There ARE things to like about the promise of the Buzz API. It's a stake-in-the-ground to support existing standards like PortableContacts, the Social Graph API, and OAuth. Important protocols like PubSubHubbub, Salmon, and WebFinger should get a good boost too. Yay for open standards!

But there are some concerns too. In order to build on top of the Buzz API, you may have to become familiar with the disparate set of technologies listed above. And if you prefer JSON or raw XML responses to Atom, you'll have to wait (FWIW, format conversion is one of the many tricks that Sonoa's ServiceNet does right out-of-the-box).

What could Google do to encourage Buzz innovation? After all, isn't that a big reason why APIs get released? They could wrap the various standards they plan to support with a look and feel similar to the full Buzz API (whenever it lands).
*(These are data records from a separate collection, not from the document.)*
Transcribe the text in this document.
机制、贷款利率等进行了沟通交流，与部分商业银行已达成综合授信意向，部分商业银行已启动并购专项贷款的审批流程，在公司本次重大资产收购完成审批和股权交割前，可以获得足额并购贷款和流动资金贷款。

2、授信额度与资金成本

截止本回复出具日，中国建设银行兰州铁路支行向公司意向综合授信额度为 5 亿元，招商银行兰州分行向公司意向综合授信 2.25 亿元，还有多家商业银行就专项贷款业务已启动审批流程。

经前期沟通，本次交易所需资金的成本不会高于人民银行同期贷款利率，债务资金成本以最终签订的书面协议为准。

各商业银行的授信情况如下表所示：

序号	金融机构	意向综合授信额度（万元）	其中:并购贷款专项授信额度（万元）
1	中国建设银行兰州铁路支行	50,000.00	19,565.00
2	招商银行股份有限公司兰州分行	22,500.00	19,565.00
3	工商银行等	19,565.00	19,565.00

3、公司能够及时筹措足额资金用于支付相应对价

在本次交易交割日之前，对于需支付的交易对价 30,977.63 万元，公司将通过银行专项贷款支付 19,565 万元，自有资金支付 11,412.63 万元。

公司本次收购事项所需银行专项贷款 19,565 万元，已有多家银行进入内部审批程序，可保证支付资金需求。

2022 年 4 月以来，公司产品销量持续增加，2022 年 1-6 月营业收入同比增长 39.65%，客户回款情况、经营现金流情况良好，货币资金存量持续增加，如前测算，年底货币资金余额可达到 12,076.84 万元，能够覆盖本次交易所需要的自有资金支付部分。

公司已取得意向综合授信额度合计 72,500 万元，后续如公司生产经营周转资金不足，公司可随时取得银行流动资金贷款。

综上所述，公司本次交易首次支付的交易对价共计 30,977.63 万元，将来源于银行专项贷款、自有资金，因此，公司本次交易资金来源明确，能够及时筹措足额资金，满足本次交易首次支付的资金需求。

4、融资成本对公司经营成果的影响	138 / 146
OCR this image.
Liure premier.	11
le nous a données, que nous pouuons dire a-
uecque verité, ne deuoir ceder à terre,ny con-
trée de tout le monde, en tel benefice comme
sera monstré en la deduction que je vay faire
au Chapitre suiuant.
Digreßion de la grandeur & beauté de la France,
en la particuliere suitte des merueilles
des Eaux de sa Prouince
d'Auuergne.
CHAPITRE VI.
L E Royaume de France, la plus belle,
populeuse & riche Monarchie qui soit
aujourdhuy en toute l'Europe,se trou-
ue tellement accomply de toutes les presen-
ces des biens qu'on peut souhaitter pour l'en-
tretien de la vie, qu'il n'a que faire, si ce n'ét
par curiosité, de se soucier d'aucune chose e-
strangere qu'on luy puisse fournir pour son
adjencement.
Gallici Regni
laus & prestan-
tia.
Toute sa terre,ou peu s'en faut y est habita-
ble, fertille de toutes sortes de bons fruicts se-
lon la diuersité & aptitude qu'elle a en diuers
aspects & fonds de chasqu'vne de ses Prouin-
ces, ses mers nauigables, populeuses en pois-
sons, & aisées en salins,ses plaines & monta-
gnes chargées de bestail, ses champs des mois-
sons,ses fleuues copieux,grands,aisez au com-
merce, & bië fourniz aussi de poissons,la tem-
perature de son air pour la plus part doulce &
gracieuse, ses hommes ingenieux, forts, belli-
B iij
They could emulate the Twitter API, like Wordpress and Tumblr have done, but that brings up issues of licensing—something that Googler Dewitt Clinton has pursued with Twitter's Ryan Sarver. Still, that kind of familiarity would only drive Buzz adoption with developers already versed in Twitter. In some ways Buzz resembles FriendFeed more than Twitter. So why not map the FriendFeed API pattern onto the Buzz API, as Dave Winer has suggested (again not without issues)?

Not having API in 2010 is like a not having a website in 1997. How long will it be until everyone launches both of them at the same time?